Рада ревновала его к умершему мужу: столько лет прошло, а тот до сих пор властвует над Микандру.
— Глаза и походка его. Стан и брови — мои. Ни у кого в мире не было такой тонкой талии, как у меня. Девушки, когда увидят тебя на хороводе, попадают от зависти!
Микандру покраснел от ее слов.
— Ладно, не болтай!.. Лучше приберись тут, а то просто свинарник, сам черт ногу сломит.
Рада вылупила глаза, сложила руки на груди крестом и дала волю языку:
— Никак невестку мне задумал привести?
— Хочу, чтобы у нас пахло человеческим жильем.
— А чем у нас пахнет?
— Я уже сказал — свинарником.
— Ой-ой-ой! Как заважничал, как нос задрал! Отцовская крыша ему уже не нравится. Я говорила, добром это не кончится — твоя школа. Не успел петух три раза пропеть, а ты уже родной матерью гнушаешься. Ай-да-да! Захотел белые занавески! Как в больнице. Может, тебе тут диван захочется поставить? А? Эх ты, дурень! Где ты видел цыган с кружевами на окнах? Дым и уголь — судьба цыгана. Ты смотри, как его нашпиговали в школе, забыл даже, на каком свете живет.
Микандру вышел, чтобы, по его выражению, не тратить зря керосин. Когда мать развязывала язык, остановить ее было уже невозможно. Такие стычки у них бывали не раз. И каждый раз он уступал, иначе неизвестно, до чего бы они дошли в споре. Раде ничего не стоило затеять драку. То, что для нее было в порядке вещей, его выводило из себя, вызывало тошноту. Немытая посуда, над которой роились мухи; разбросанные, как после потопа, вещи и всякие тряпки; покоробленные, с желтыми дождевыми подтеками стены — все это вызывало в нем уныние. Домой по вечерам он возвращался, словно в тюремную камеру. Часто, проснувшись ночью, он испытывал такой прилив ненависти к своему жилью, что брал зипун и выходил на улицу.

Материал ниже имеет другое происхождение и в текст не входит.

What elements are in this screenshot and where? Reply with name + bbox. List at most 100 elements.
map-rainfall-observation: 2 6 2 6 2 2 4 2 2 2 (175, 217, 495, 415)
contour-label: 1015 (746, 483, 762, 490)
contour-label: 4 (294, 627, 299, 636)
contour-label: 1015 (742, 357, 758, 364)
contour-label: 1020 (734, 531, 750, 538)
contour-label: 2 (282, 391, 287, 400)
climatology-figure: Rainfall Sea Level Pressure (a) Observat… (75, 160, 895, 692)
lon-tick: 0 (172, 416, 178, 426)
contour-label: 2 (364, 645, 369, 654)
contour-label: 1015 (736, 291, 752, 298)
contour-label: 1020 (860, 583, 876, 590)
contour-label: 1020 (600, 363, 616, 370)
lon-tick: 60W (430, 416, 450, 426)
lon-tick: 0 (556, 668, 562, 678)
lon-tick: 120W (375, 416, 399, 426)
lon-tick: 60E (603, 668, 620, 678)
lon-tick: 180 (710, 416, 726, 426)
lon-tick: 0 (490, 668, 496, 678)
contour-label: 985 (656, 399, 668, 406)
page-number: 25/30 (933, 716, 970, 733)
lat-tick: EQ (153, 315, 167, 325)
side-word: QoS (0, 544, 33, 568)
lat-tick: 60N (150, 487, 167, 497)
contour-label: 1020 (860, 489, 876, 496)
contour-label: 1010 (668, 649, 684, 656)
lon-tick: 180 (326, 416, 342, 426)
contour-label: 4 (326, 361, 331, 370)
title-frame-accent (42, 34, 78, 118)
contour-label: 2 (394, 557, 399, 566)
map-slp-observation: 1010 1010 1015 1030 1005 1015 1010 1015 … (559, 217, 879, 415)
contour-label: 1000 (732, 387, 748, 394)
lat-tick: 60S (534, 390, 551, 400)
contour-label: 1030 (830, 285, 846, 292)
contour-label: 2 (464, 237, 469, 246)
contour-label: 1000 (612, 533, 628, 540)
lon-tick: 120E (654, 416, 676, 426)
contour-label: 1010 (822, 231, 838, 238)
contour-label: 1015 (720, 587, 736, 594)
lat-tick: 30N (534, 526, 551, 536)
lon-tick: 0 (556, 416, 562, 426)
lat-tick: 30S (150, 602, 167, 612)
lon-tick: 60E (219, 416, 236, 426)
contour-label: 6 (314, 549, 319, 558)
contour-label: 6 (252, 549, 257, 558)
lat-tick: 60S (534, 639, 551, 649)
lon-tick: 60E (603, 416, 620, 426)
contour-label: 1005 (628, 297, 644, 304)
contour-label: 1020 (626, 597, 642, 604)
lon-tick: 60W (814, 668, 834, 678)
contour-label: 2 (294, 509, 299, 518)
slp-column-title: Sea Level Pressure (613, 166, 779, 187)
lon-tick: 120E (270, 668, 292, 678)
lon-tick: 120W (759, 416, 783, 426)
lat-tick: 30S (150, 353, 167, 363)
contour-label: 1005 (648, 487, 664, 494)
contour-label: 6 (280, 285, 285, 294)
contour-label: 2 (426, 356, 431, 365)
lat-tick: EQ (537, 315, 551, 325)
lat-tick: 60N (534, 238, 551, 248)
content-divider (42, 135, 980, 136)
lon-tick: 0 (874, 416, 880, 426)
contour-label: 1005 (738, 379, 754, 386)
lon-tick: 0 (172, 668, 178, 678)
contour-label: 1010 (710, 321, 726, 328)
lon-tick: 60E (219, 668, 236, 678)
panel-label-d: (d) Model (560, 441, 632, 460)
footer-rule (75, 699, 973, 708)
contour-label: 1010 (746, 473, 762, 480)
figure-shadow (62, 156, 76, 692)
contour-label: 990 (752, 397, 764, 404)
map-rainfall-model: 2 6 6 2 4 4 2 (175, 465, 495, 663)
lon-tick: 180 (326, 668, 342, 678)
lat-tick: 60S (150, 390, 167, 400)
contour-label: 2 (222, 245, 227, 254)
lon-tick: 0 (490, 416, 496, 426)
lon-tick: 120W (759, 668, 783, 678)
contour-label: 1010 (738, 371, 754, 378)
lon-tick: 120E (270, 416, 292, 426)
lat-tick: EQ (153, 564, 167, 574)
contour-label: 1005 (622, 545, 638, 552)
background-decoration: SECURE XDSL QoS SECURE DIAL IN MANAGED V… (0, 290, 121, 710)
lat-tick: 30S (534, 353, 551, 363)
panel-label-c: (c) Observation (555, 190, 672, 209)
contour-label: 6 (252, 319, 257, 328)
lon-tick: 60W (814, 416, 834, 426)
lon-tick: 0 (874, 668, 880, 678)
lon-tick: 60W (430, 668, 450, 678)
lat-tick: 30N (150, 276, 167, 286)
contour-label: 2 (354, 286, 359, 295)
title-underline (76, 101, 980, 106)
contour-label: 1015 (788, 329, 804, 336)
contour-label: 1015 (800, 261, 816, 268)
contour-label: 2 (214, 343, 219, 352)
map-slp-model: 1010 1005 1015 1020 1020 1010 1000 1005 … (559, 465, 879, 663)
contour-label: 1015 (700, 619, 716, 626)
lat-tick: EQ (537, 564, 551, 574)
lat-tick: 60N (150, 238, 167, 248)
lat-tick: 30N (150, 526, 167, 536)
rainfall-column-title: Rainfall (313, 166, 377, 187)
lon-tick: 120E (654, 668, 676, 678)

— Ты куда среди ночи? — допытывалась Рада.
— На луг.
— Зачем?
— Спать.
После затхлого воздуха хижины, настоянного на грязи и плесени, луг опьянял его. Земля была его пристанищем, матрацем и подушкой. На травяной постели, укрывшись небом, Микандру чувствовал себя счастливым. Он лежал на спине, считал звезды, ловил мгновенные вспышки метеоров, слушал шепот ковыля, крик совы над обрывом, бормотание воды в речонке. Засыпал поздно, пропитанный крепким запахом полыни, убаюканный свежим ночным ветерком.
Рада истолковывала это по-своему.
— Тоскуешь по кибитке, мэ?
— Это тебе мерещится.
— Брось, я все вижу, еще не нажила куриную слепоту. Сам же и виноват, если не можешь добыть хоть какую-нибудь клячу да пару оглобель.
— Да отстань ты от меня со своей клячей!